Each selling stockholder has informed the Company that it is not a registered broker-dealer and does not have any written or oral agreement or understanding, directly or indirectly, with any person to distribute the common stock. Upon the Company being notified in writing by a selling stockholder that any material arrangement has been entered into with a broker-dealer for the sale of common stock through a block trade, special offering, exchange distribution or secondary distribution or a purchase by a broker or dealer, a supplement to this prospectus will be filed, if required, pursuant to Rule 424(b) under the Securities Act, disclosing (i) the name of each such selling stockholder and of the participating broker-dealer(s), (ii) the number of shares involved, (iii) the price at which such the shares of common stock were sold, (iv) the commissions paid or discounts or concessions allowed to such broker-dealer(s), where applicable, (v) that such broker-dealer(s) did not conduct any investigation to verify the information set out or incorporated by reference in this prospectus, and (vi) other facts material to the transaction.

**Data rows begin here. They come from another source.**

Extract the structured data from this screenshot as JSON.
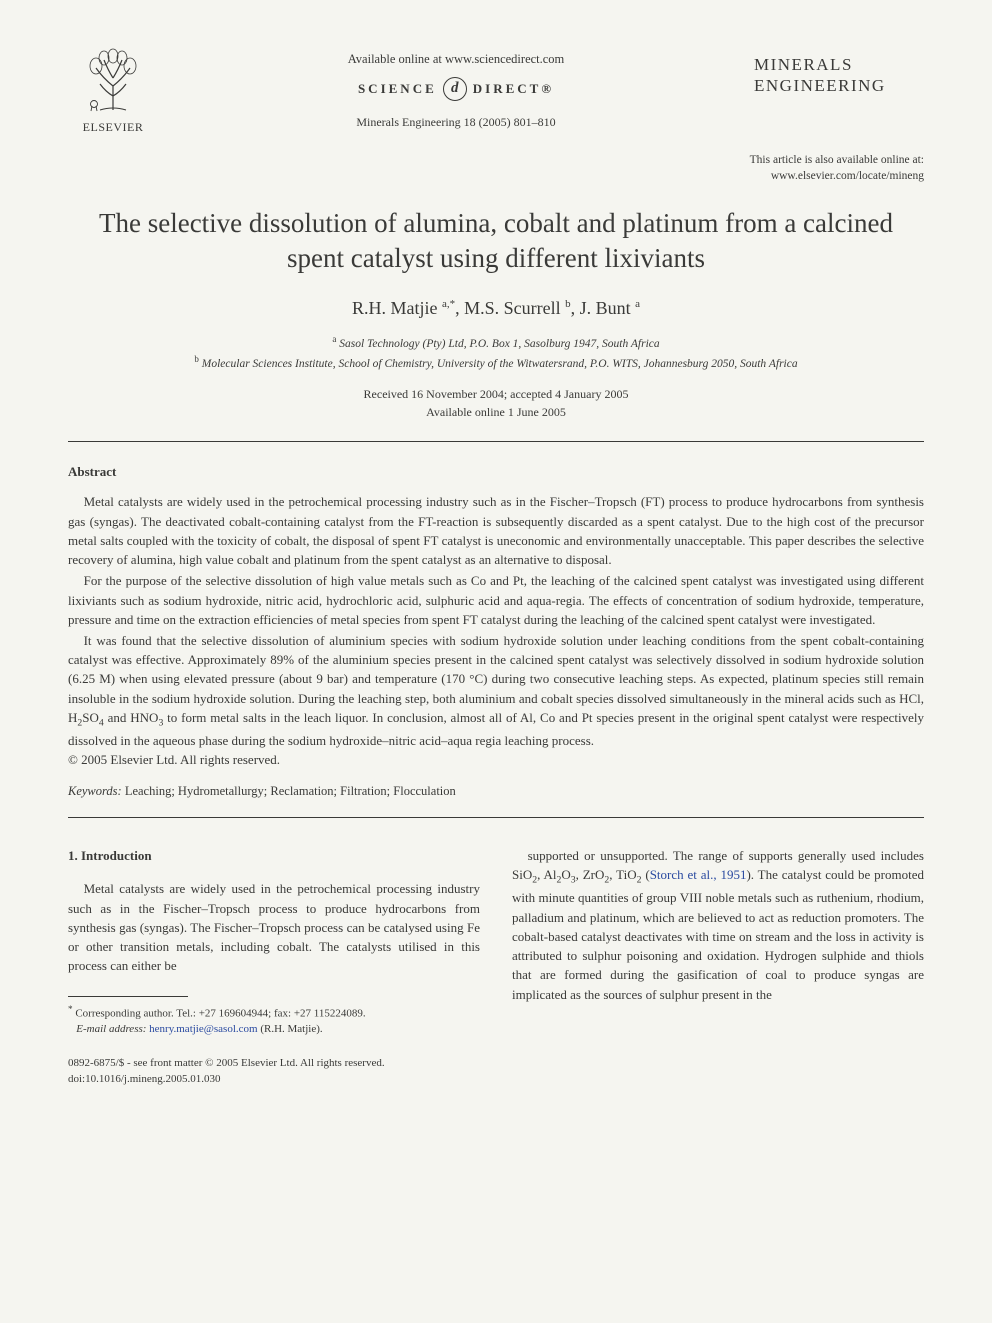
{
  "header": {
    "publisher_label": "ELSEVIER",
    "available_line": "Available online at www.sciencedirect.com",
    "sd_left": "SCIENCE",
    "sd_symbol": "d",
    "sd_right": "DIRECT®",
    "citation": "Minerals Engineering 18 (2005) 801–810",
    "journal_name_l1": "MINERALS",
    "journal_name_l2": "ENGINEERING",
    "also_online_l1": "This article is also available online at:",
    "also_online_l2": "www.elsevier.com/locate/mineng"
  },
  "article": {
    "title": "The selective dissolution of alumina, cobalt and platinum from a calcined spent catalyst using different lixiviants",
    "authors_html": "R.H. Matjie <sup>a,*</sup>, M.S. Scurrell <sup>b</sup>, J. Bunt <sup>a</sup>",
    "affiliations": [
      "<sup>a</sup> Sasol Technology (Pty) Ltd, P.O. Box 1, Sasolburg 1947, South Africa",
      "<sup>b</sup> Molecular Sciences Institute, School of Chemistry, University of the Witwatersrand, P.O. WITS, Johannesburg 2050, South Africa"
    ],
    "dates_l1": "Received 16 November 2004; accepted 4 January 2005",
    "dates_l2": "Available online 1 June 2005"
  },
  "abstract": {
    "heading": "Abstract",
    "paragraphs": [
      "Metal catalysts are widely used in the petrochemical processing industry such as in the Fischer–Tropsch (FT) process to produce hydrocarbons from synthesis gas (syngas). The deactivated cobalt-containing catalyst from the FT-reaction is subsequently discarded as a spent catalyst. Due to the high cost of the precursor metal salts coupled with the toxicity of cobalt, the disposal of spent FT catalyst is uneconomic and environmentally unacceptable. This paper describes the selective recovery of alumina, high value cobalt and platinum from the spent catalyst as an alternative to disposal.",
      "For the purpose of the selective dissolution of high value metals such as Co and Pt, the leaching of the calcined spent catalyst was investigated using different lixiviants such as sodium hydroxide, nitric acid, hydrochloric acid, sulphuric acid and aqua-regia. The effects of concentration of sodium hydroxide, temperature, pressure and time on the extraction efficiencies of metal species from spent FT catalyst during the leaching of the calcined spent catalyst were investigated.",
      "It was found that the selective dissolution of aluminium species with sodium hydroxide solution under leaching conditions from the spent cobalt-containing catalyst was effective. Approximately 89% of the aluminium species present in the calcined spent catalyst was selectively dissolved in sodium hydroxide solution (6.25 M) when using elevated pressure (about 9 bar) and temperature (170 °C) during two consecutive leaching steps. As expected, platinum species still remain insoluble in the sodium hydroxide solution. During the leaching step, both aluminium and cobalt species dissolved simultaneously in the mineral acids such as HCl, H<sub>2</sub>SO<sub>4</sub> and HNO<sub>3</sub> to form metal salts in the leach liquor. In conclusion, almost all of Al, Co and Pt species present in the original spent catalyst were respectively dissolved in the aqueous phase during the sodium hydroxide–nitric acid–aqua regia leaching process."
    ],
    "copyright": "© 2005 Elsevier Ltd. All rights reserved."
  },
  "keywords": {
    "label": "Keywords:",
    "list": "Leaching; Hydrometallurgy; Reclamation; Filtration; Flocculation"
  },
  "body": {
    "section_number": "1.",
    "section_title": "Introduction",
    "col1_p1": "Metal catalysts are widely used in the petrochemical processing industry such as in the Fischer–Tropsch process to produce hydrocarbons from synthesis gas (syngas). The Fischer–Tropsch process can be catalysed using Fe or other transition metals, including cobalt. The catalysts utilised in this process can either be",
    "col2_p1_pre": "supported or unsupported. The range of supports generally used includes SiO<sub>2</sub>, Al<sub>2</sub>O<sub>3</sub>, ZrO<sub>2</sub>, TiO<sub>2</sub> (",
    "col2_ref": "Storch et al., 1951",
    "col2_p1_post": "). The catalyst could be promoted with minute quantities of group VIII noble metals such as ruthenium, rhodium, palladium and platinum, which are believed to act as reduction promoters. The cobalt-based catalyst deactivates with time on stream and the loss in activity is attributed to sulphur poisoning and oxidation. Hydrogen sulphide and thiols that are formed during the gasification of coal to produce syngas are implicated as the sources of sulphur present in the"
  },
  "footnote": {
    "corr": "Corresponding author. Tel.: +27 169604944; fax: +27 115224089.",
    "email_label": "E-mail address:",
    "email": "henry.matjie@sasol.com",
    "email_paren": "(R.H. Matjie)."
  },
  "footer": {
    "line1": "0892-6875/$ - see front matter © 2005 Elsevier Ltd. All rights reserved.",
    "line2": "doi:10.1016/j.mineng.2005.01.030"
  },
  "colors": {
    "text": "#3a3a38",
    "link": "#2a4aa0",
    "background": "#f5f5f0"
  }
}
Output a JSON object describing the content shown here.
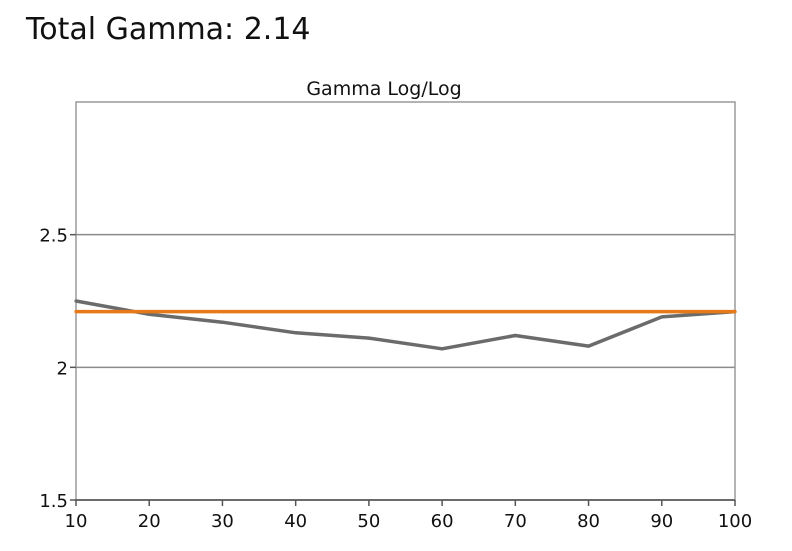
{
  "header": {
    "title": "Total Gamma: 2.14"
  },
  "chart_data": {
    "type": "line",
    "title": "Gamma Log/Log",
    "xlabel": "",
    "ylabel": "",
    "xlim": [
      10,
      100
    ],
    "ylim": [
      1.5,
      3.0
    ],
    "x_ticks": [
      "10",
      "20",
      "30",
      "40",
      "50",
      "60",
      "70",
      "80",
      "90",
      "100"
    ],
    "y_ticks": [
      {
        "value": 1.5,
        "label": "1.5"
      },
      {
        "value": 2.0,
        "label": "2"
      },
      {
        "value": 2.5,
        "label": "2.5"
      }
    ],
    "grid": "horizontal",
    "legend": "none",
    "series": [
      {
        "color": "#6b6b6b",
        "x": [
          10,
          20,
          30,
          40,
          50,
          60,
          70,
          80,
          90,
          100
        ],
        "y": [
          2.25,
          2.2,
          2.17,
          2.13,
          2.11,
          2.07,
          2.12,
          2.08,
          2.19,
          2.21
        ]
      },
      {
        "color": "#e8791a",
        "x": [
          10,
          100
        ],
        "y": [
          2.21,
          2.21
        ]
      }
    ]
  }
}
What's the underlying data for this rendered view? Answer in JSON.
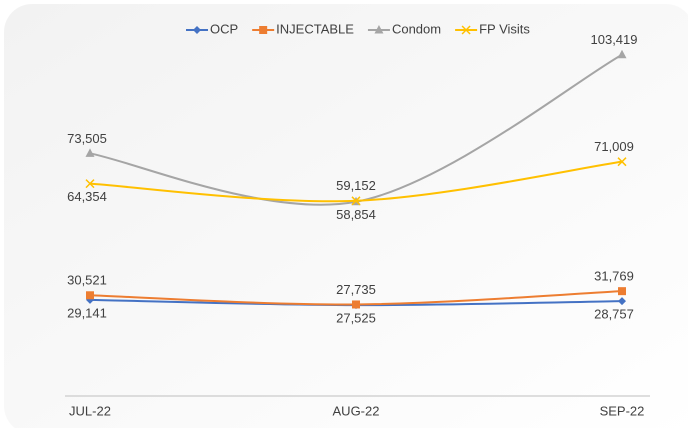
{
  "chart_data": {
    "type": "line",
    "categories": [
      "JUL-22",
      "AUG-22",
      "SEP-22"
    ],
    "series": [
      {
        "name": "OCP",
        "color": "#4472c4",
        "values": [
          29141,
          27525,
          28757
        ],
        "value_labels": [
          "29,141",
          "27,525",
          "28,757"
        ]
      },
      {
        "name": "INJECTABLE",
        "color": "#ed7d31",
        "values": [
          30521,
          27735,
          31769
        ],
        "value_labels": [
          "30,521",
          "27,735",
          "31,769"
        ]
      },
      {
        "name": "Condom",
        "color": "#a5a5a5",
        "values": [
          73505,
          58854,
          103419
        ],
        "value_labels": [
          "73,505",
          "58,854",
          "103,419"
        ]
      },
      {
        "name": "FP Visits",
        "color": "#ffc000",
        "values": [
          64354,
          59152,
          71009
        ],
        "value_labels": [
          "64,354",
          "59,152",
          "71,009"
        ]
      }
    ],
    "ylim": [
      0,
      120000
    ],
    "legend": "top",
    "smooth": true
  }
}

In no event shall any broker-dealer receive fees, commissions and markups, which, in the aggregate, would exceed eight percent (8%).
 
Under the securities laws of some states, the shares of common stock may be sold in such states only through registered or licensed brokers or dealers. In addition, in some states the shares of common stock may not be sold unless such shares have been registered or qualified for sale in such state or an exemption from registration or qualification is available and is complied with.
 
There can be no assurance that any selling stockholder will sell any or all of the shares of common stock registered pursuant to the shelf registration statement, of which this prospectus forms a part.
 
Each selling stockholder and any other person participating in such distribution will be subject to applicable provisions of the Securities Exchange Act of 1934, as amended, and the rules and regulations thereunder, including, without limitation, Regulation M of the Exchange Act, which may limit the timing of purchases and sales of any of the shares of common stock by the selling stockholder and any other participating person. Regulation M may also restrict the ability of any person engaged in the distribution of the shares of common stock to engage in market-making activities with respect to the shares of common stock. All of the foregoing may affect the marketability of the shares of common stock and the ability of any person or entity to engage in market-making activities with respect to the shares of common stock.
 
We will pay all expenses of the registration of the shares of common stock pursuant to the registration rights agreement, including, without limitation, Securities and Exchange Commission filing fees and expenses of compliance with state securities or blue sky laws; provided, however, that each selling stockholder will pay all underwriting discounts and selling commissions, if any, and any legal expenses incurred by it. We will indemnify the selling stockholders against certain liabilities, including some liabilities under the Securities Act, in accordance with a registration rights agreement, or the selling stockholders will be entitled to contribution. We may be indemnified by the selling stockholders against civil liabilities, including liabilities under the Securities Act, that may arise from any written information furnished to us by the selling stockholders specifically for use in this prospectus, in accordance with the related registration rights agreements, or we may be entitled to contribution.